Il caso Stamina, ma prima ancora il caso Di Bella, il recente movimento antivaccinista, gli oppositori agli Ogm, il movimento contro la sperimentazione animale o gli antinuclearisti sono l’espressione di un Paese caratterizzato da un grave analfabetismo scientifico che supporta un gran numero di movimenti contro la scienza e contro l’innovazione tecnologica e mal sopporta la ricerca scientifica.
Così almeno hanno più volte commentato autorevoli osservatori che hanno individuato nella storia italiana una lunga tradizione di cultura antiscientifica.
A perpetrare lo stereotipo di un’Italia antiscientista si sono messi anche esponenti politici e i mass media che hanno più volte rafforzato questa visione del complicato – e talvolta conflittuale – rapporto tra scienza e società. Si vedano articoli come «Così combattiamo l’analfabetismo scientifico» (Corriere della Sera, 13 dicembre 2009) o «Scienza padrona» (Corriere della Sera, 7 giugno 2007).
Qualche giorno fa però, Observa, che da anni effettua il più ampio e continuativo monitoraggio nell’ambito del rapporto tra scienza, tecnologia e società, ha pubblicato online un’infografica che raccoglie i dati di dieci anni di ricerche.
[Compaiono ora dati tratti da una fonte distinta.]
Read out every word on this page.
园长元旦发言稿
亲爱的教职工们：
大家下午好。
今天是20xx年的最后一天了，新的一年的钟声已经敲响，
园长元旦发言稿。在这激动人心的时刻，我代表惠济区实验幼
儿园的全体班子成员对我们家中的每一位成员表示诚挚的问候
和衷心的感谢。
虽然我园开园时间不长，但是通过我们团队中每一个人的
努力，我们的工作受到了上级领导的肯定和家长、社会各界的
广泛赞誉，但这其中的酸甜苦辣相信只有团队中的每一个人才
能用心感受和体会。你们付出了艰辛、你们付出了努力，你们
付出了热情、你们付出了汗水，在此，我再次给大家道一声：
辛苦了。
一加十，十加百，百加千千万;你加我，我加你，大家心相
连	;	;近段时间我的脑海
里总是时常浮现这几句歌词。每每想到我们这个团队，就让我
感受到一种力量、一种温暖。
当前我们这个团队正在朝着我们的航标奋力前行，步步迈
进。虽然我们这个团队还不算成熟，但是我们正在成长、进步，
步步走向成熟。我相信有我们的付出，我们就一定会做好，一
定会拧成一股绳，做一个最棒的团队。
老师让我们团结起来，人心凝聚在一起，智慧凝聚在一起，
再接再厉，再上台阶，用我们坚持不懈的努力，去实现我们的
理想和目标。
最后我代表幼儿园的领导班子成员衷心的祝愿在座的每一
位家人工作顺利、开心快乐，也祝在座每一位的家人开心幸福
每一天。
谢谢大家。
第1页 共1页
I dati più recenti dell’Osservatorio Scienza Tecnologia e Società sfatano decisamente questo stereotipo: dal 2007 al 2016 il grado di conoscenze scientifiche degli italiani è cresciuto parecchio, toccando quest’anno vette mai raggiunte prima.
L’andamento del cosiddetto «alfabetismo scientifico» viene monitorato attraverso la somministrazione, a un campione statisticamente rappresentativo della popolazione, di tre domande standardizzate su scala internazionale: gli elettroni sono più piccoli degli atomi? Gli antibiotici uccidono sia i virus che i batteri? Il Sole è un pianeta?

Tra i cittadini italiani solo il 13% degli intervistati non sa rispondere correttamente a nessuna delle domande poste mentre tre su dieci lo fanno in modo corretto a tutte le domande. Il 62,5% degli italiani sa che il Sole non è un pianeta, il 59,4% riconosce correttamente la funzione degli antibiotici e il 57% sa che gli elettroni sono più piccoli degli atomi. Rispetto a dieci anni fa, la percentuale di risposte corrette cresce di più di 10 punti percentuali: l’incremento è addirittura del 10% per la domanda sul Sole e raggiunge quasi il 20% nella domanda sugli elettroni.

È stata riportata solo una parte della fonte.